In 1981 he had a hit with "Hvis det er sandt" from his same year album "Er det sådan?". It was a Danish version of Billy Joel's You May Be Right.

In the late 1980s Belli returned to his rock roots, having great success with his Yeah album.
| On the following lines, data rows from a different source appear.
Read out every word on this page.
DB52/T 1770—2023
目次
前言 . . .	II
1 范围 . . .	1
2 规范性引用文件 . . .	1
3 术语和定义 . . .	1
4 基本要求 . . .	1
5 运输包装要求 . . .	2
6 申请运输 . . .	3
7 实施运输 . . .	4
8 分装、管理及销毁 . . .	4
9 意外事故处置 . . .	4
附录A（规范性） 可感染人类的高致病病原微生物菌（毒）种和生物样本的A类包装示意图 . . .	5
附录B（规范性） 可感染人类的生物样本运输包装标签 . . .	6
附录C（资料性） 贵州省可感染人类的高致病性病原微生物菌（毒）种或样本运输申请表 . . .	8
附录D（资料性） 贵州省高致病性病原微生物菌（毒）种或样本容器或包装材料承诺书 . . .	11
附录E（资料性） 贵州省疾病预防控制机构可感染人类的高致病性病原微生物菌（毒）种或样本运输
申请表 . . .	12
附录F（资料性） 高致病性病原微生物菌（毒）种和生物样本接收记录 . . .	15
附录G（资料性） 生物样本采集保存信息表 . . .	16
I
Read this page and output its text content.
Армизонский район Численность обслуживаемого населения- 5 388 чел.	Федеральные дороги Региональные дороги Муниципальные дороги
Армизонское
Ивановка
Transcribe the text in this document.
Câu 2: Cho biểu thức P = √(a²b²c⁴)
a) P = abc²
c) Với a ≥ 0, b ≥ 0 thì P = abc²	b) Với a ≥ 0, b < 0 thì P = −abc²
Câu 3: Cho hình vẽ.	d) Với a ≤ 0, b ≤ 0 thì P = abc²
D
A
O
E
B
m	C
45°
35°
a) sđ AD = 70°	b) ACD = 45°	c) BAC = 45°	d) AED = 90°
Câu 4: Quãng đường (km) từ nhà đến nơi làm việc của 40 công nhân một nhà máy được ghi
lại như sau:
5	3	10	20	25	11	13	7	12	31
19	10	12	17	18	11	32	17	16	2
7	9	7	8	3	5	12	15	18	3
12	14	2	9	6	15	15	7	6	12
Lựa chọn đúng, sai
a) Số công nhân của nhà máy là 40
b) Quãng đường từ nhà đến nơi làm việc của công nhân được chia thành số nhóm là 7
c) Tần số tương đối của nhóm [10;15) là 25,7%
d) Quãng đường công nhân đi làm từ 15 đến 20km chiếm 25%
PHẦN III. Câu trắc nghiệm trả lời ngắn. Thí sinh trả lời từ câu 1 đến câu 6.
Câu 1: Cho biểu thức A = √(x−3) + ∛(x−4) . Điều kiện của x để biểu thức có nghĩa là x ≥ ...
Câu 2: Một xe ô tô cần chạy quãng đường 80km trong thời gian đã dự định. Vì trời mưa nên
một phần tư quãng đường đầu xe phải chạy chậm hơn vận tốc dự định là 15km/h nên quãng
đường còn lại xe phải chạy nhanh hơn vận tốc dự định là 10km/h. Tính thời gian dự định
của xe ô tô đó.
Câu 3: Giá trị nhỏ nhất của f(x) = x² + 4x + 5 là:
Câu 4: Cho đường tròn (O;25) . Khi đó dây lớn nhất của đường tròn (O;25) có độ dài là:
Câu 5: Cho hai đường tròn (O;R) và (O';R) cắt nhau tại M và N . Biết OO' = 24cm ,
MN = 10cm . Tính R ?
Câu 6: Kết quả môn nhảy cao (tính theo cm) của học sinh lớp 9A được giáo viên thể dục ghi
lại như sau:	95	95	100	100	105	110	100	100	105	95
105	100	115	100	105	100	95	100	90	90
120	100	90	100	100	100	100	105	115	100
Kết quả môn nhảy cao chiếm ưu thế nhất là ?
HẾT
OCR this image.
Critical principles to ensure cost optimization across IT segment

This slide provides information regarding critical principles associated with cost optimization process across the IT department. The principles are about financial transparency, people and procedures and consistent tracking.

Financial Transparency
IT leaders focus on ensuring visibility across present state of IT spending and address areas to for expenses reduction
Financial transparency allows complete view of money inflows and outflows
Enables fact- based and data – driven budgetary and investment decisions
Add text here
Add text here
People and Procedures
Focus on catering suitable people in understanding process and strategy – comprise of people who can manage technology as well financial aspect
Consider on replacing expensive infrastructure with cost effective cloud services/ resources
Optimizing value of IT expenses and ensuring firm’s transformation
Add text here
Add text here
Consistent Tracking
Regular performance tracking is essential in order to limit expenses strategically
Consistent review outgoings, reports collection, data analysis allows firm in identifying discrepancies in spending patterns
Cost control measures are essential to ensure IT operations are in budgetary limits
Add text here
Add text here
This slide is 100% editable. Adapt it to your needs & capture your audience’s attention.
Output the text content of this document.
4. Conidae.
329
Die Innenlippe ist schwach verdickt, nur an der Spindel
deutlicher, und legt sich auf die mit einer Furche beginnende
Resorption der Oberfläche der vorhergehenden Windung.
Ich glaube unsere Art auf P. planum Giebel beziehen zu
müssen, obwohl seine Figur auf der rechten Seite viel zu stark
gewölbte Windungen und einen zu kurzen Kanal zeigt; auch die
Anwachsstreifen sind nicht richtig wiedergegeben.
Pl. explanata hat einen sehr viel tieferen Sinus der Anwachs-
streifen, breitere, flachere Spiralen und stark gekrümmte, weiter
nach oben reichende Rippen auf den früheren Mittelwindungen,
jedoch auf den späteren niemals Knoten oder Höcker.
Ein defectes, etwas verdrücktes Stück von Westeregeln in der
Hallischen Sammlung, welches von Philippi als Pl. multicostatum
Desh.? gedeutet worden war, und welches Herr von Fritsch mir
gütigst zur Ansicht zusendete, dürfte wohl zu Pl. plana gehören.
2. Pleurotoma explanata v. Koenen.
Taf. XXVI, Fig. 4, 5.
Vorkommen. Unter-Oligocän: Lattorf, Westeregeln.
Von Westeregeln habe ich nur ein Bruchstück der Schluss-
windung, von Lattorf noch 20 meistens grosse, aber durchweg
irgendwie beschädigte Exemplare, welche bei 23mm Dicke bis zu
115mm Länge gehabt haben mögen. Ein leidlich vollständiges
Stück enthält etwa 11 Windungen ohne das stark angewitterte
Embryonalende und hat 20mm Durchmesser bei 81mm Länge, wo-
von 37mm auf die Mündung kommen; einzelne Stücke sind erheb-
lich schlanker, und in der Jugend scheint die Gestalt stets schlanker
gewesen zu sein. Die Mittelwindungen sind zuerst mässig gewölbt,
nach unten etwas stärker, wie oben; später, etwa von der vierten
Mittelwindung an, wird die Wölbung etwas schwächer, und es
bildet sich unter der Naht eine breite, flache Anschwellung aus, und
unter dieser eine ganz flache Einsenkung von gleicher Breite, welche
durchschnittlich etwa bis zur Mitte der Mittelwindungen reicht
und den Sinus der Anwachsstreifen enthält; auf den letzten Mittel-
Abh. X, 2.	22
Belli died on 8 June 2023, at the age of 79.

== Discography ==
Belli published 43 records in his career:

- Peter Belli, 1967
- Ob-la-di, ob-la-da, 1968
- Peter Belli, 1971
- Peter Belli & Søn, 1974
- Peter Belli's største succes'er, 1974
- Det bli'r aldrig som det var i..., 1975
- Peter Belli & Ulvene Live, 1976
- Nu er det blevet hårde tider, 1977
- Sådan er mit liv, 1977
- Jeg lever for musik, 1978
- Sådan som du er, 1979
- Peter Belli's 20 års jubilæum, 1980
- Peter Belli's bedste 1965–1970, 1980
- Er det sådan?, 1981
- Kære gamle tog, 1981
- Fræk og følsom, 1981
- Belli's allerbedste, 1981
- Tænk hvad jeg ser, 1982
- Sort på hvidt, 1983
- Jeg er som jeg er, 1984
- Roll over Beatles (med Les Rivals), 1987
- Ta' det med et smil, 1987
- Yeah, 1991
- Ribbet og flået, 1992
- Ulven Peter de 34 største hits, 1993
- Rock and Roll Live, 1994
- Talisman, 1997
- Helt igennem respektabel – Peter Belli 1959 – 1999, 1999
- The Collection, 2000
- Ny dag på vej, 2001 (DNK#15)
- Peter Belli synger julens sange, 2001
- The Beat years 1964 – 1968, 2002
- Ulven Peter, 2002
- Got Masters if you want it, 2003
- Hit House Reunion, 2003
- Konger for en aften, 2003
- Når timerne bli'r små, 2004 (DNK#6)
- Sange fra Blomstersengen, 2005 (DNK#14)
- Peter Belli – Den Store Peter Belli Boks – De Første 25 År 1964–1989, 2006 (DNK#39)
- Rock n Soul Music: The Memphis Album, 2007 (DNK#21)
- Rejsende I Rock'n´roll, 2009
- Underværker, 2011 (DNK#19)
- Evig Og Altid, 2013 (DNK#10)
- Som Boblerne I Bækken, 2016 (DNK#15)
- Sidste Nat Med Bandet, 2018 (DNK#10)

== Filmography ==
In the span of his career, Belli acted and voice-acted in Danish movies:

- Thomas er fredløs, 1967
- Den dobbelte mand, 1976
- Pelle Haleløs, 1981 (voice)
- Høfeber, 1991
- The Lion King, 1994 (Danish dub; voice of Rafiki)
- The Lion King 2, 1998 (Danish dub; voice of Rafiki)
- Et rigtigt menneske, 2001
- Flyvende farmor, 2001
- Tid til forandring, 2004
- Bølle Bob og Smukke Sally, 2005
- Koko-di Koko-da, 2019

== Bibliography ==

In 2011, Peter Belli published a self-biography titled Et enestående liv.